Gli aiuti di stato (e la protezione monopolitistica da parte dello stato con le concorrenti asiatiche)? Abbiamo già dato, risponde l'amministratore delegato, aiutando il paese a crescere.

Prima di pagare , vedere cammello, si dice: invece gli operai Fiat devono rinunciare subito ad un turno di pausa, sugli scioperi, lavorare seguendo ritmi che puntano ad una maggiore produttività quando gli impianti del sud sono sottouttilizzati al 40-50%.

Eppure è sempre colpa degli operai italiani: "senza l'Italia la fiat sarebbe in positivo", "nemmeno un euro di profitto dall'Italia".
Colpa delle persone alla catena di montaggio (non del management che prende bonus e stipendi da favola): degli anarchici che si permettono pure di sabotare la catena di montaggio, come i tre di Melfi.
Siccome c'è già una sentenza di primo grado che dice il contrario, sarebbe auspicabile usare toni diversi.
O il garantismo vale solo per chi sta in alto?
Delle due l'una: la fiat vuole uscire dal paese e carca una scuda, oppure Marchionne si vuole buttare in politica.

Dal blog di Stefano Feltri:
Sono sei anni che è in quell’azienda. E basta leggere gli ultimi dati trimestrali per capire come la ripresina economica abbia fatto ripartire tutti i settori del gruppo Fiat tranne l’auto, e non è un problema solo dell’Italia. Le macchine agricole segnano +31 per cento nei ricavi, i veicoli industriali di Iveco +15, la componentistica +22. L’automobile, inclusa la Ferrari che sta andando bene, +1,3. Andare via dall’Italia migliorerebbe la situazione? Forse sì.

Eppure la situazione non era molto diversa in aprile, quando Marchionne ha presentato il suo maxi-piano di investimenti denominato “
Fabbrica Italia”, 20 miliardi di investimenti in cinque anni. Perché programmare uno sforzo di quel tipo su un Paese che non rende e che non renderà? Davvero pensava che sarebbe bastato piegare i sindacati riducendo un po’ le pause e aumentando i turni per risolvere i problemi? Ma a che serve raddoppiare la capacità produttiva degli stabilimenti quando le vendite crollano del 30 per cento? Marchionne dice sempre che i nuovi modelli sono pronti, che arriveranno nel 2011 come risultato dell’integrazione con Chrysler e che allora gli stabilimenti funzioneranno a pieno ritmo.

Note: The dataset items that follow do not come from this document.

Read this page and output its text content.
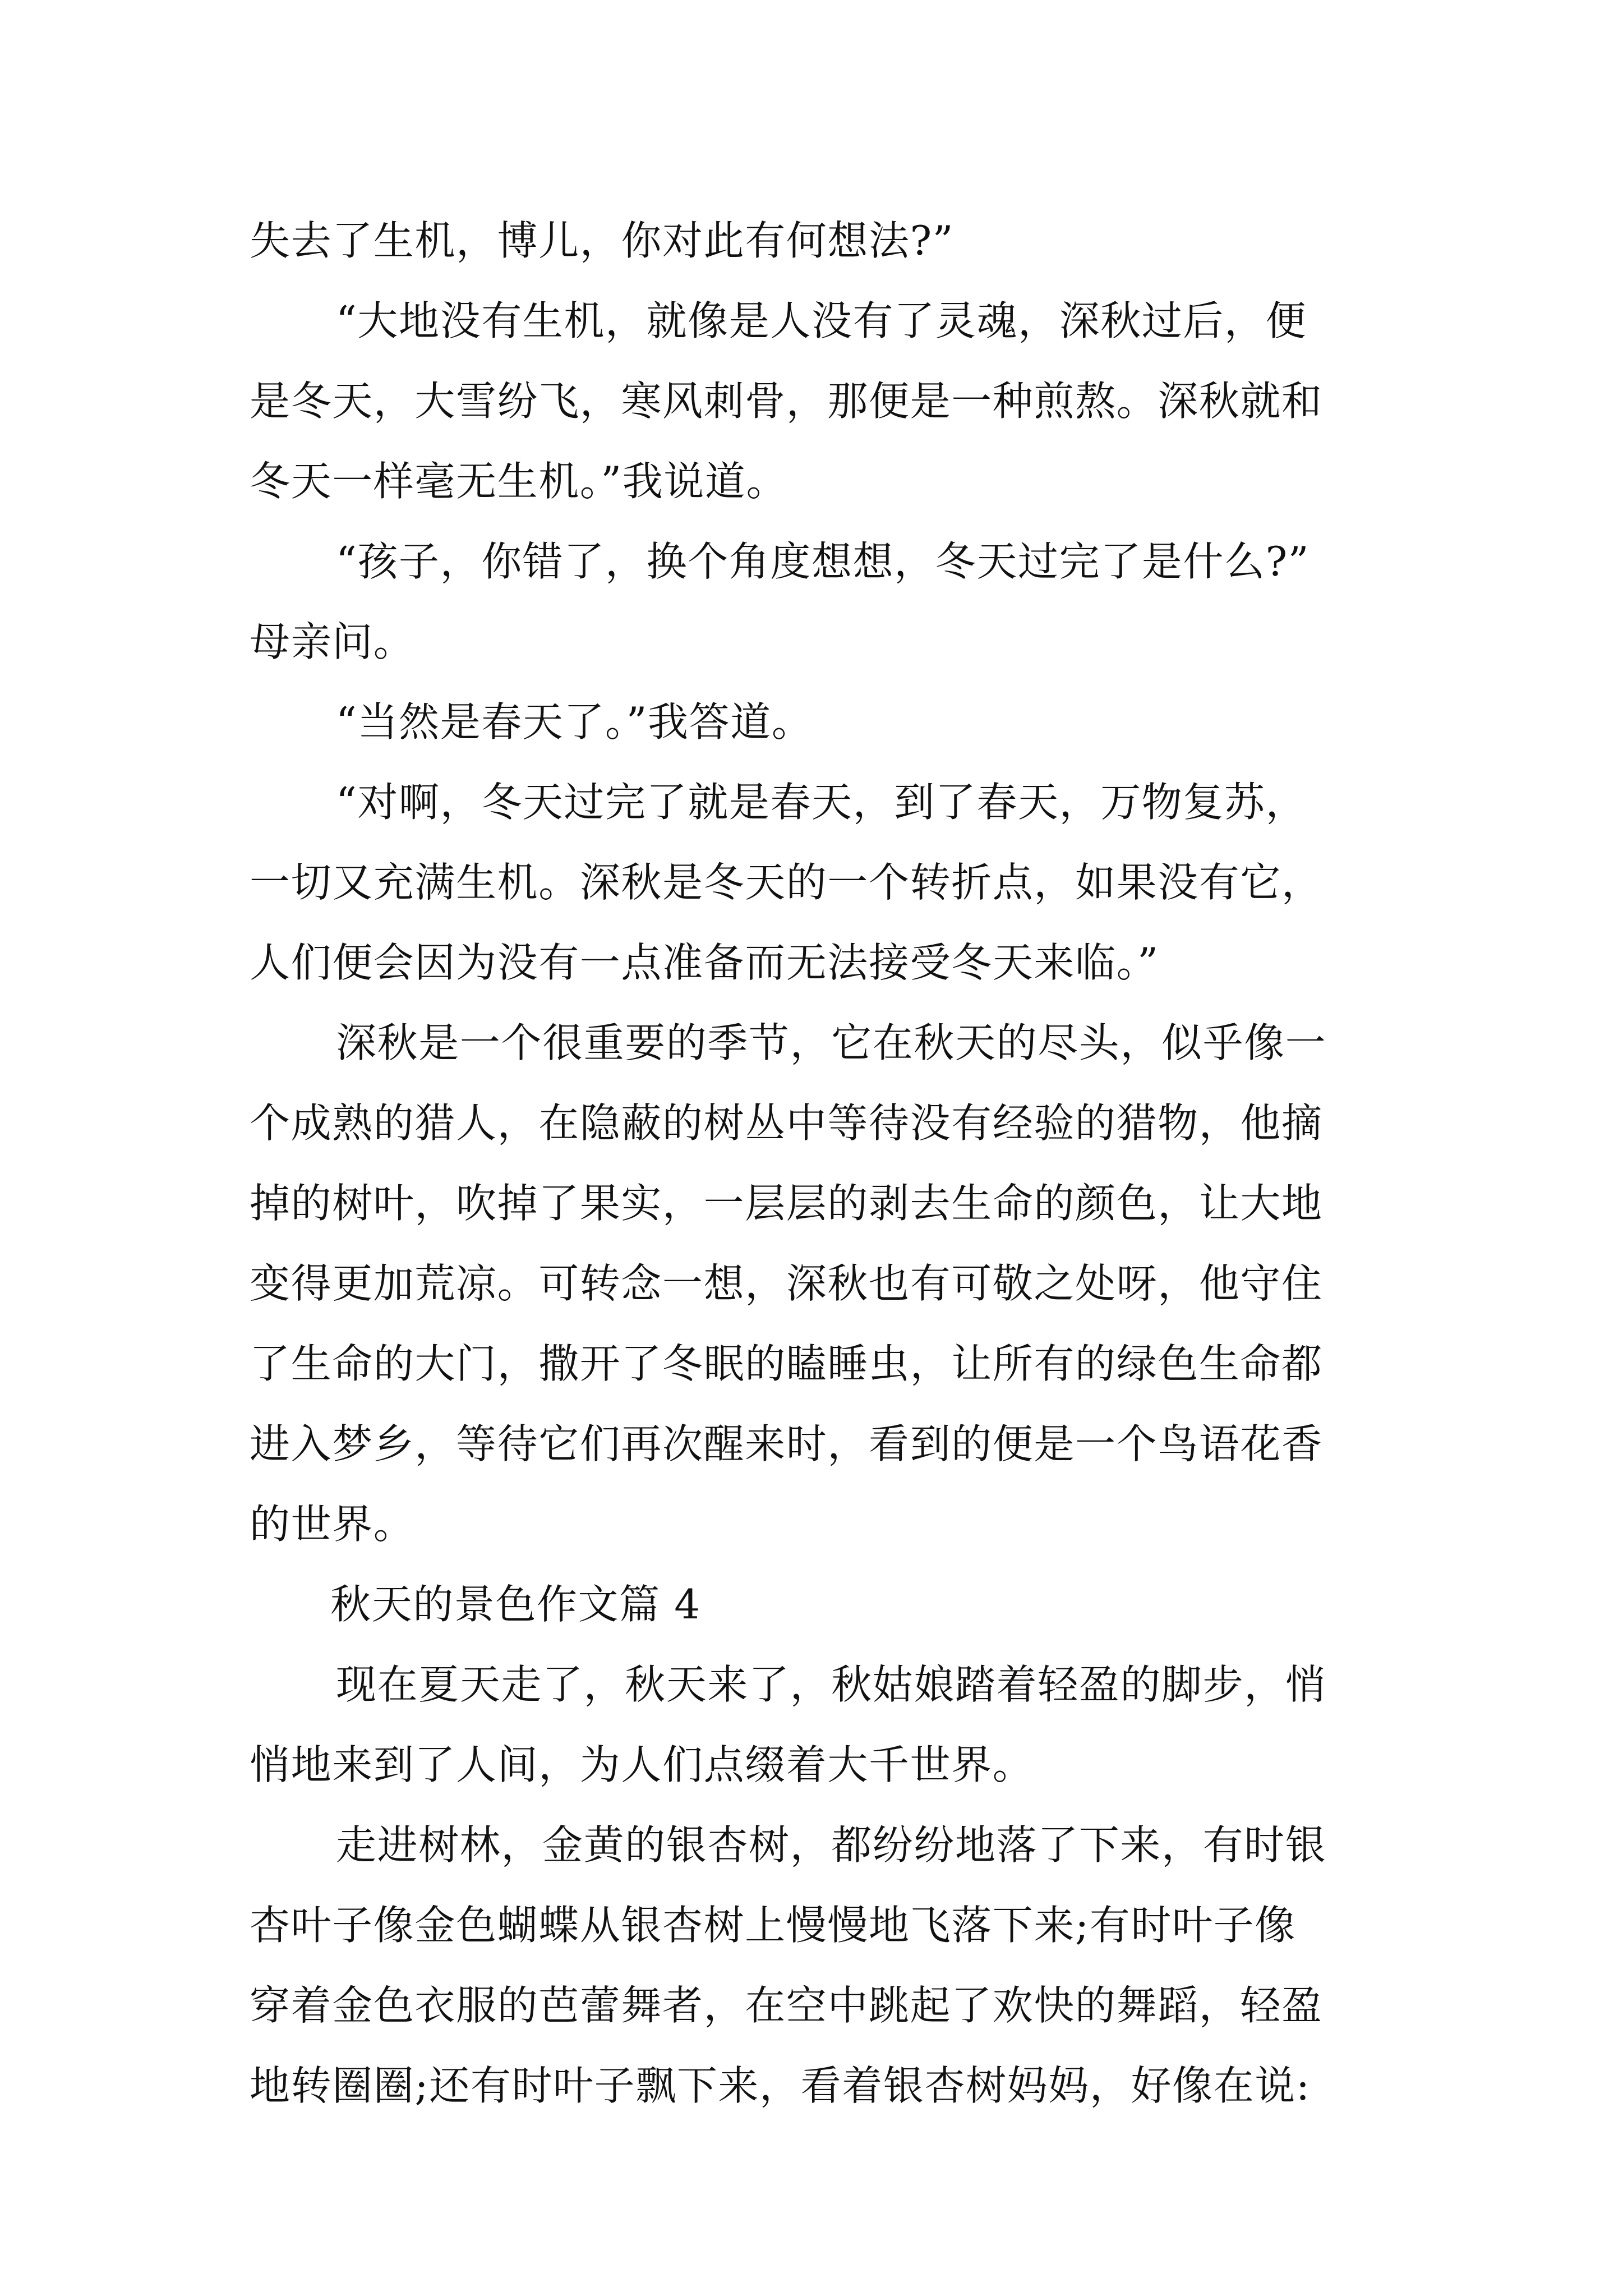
失去了生机，博儿，你对此有何想法?”
“大地没有生机，就像是人没有了灵魂，深秋过后，便
是冬天，大雪纷飞，寒风刺骨，那便是一种煎熬。深秋就和
冬天一样毫无生机。”我说道。
“孩子，你错了，换个角度想想，冬天过完了是什么?”
母亲问。
“当然是春天了。”我答道。
“对啊，冬天过完了就是春天，到了春天，万物复苏，
一切又充满生机。深秋是冬天的一个转折点，如果没有它，
人们便会因为没有一点准备而无法接受冬天来临。”
深秋是一个很重要的季节，它在秋天的尽头，似乎像一
个成熟的猎人，在隐蔽的树丛中等待没有经验的猎物，他摘
掉的树叶，吹掉了果实，一层层的剥去生命的颜色，让大地
变得更加荒凉。可转念一想，深秋也有可敬之处呀，他守住
了生命的大门，撒开了冬眠的瞌睡虫，让所有的绿色生命都
进入梦乡，等待它们再次醒来时，看到的便是一个鸟语花香
的世界。
秋天的景色作文篇 4
现在夏天走了，秋天来了，秋姑娘踏着轻盈的脚步，悄
悄地来到了人间，为人们点缀着大千世界。
走进树林，金黄的银杏树，都纷纷地落了下来，有时银
杏叶子像金色蝴蝶从银杏树上慢慢地飞落下来;有时叶子像
穿着金色衣服的芭蕾舞者，在空中跳起了欢快的舞蹈，轻盈
地转圈圈;还有时叶子飘下来，看着银杏树妈妈，好像在说:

Ma l’ultimatum che il manager ripete da qualche giorno – o i sindacati accettano tutte le richieste entro fine anno, o Fabbrica Italia salta – lascia pensare che il grande piano strategico non sia poi così strategico, se l’azienda può permettersi di cancellarlo da un giorno all’altro. E che questo stia per succedere.

I conti della Fiat miglioreranno? Di sicuro una riduzione della presenza in Italia si inserisce nella progressiva
internazionalizzazione del gruppo che potrebbe culminare nella cessione di Fiat Auto, ora scorporata dalla parte macchine agricole e camion. Per l’Italia, poi, saranno problemi grossi. Con decine di migliaia di potenziali disoccupati. E il governo che finora ha osservato compiaciuto le spaccature tra sindacati, usando la vicenda Fiat per isolare Cgil e Fiom, avrà un problema non piccolo da risolvere. Sempre che non cerchi prima di comprarsi l’italianità di Marchionne a colpi di incentivi pubblici. Come si è sempre fatto e come sta facendo la Serbia per attirare la produzione che ora si fa in Italia.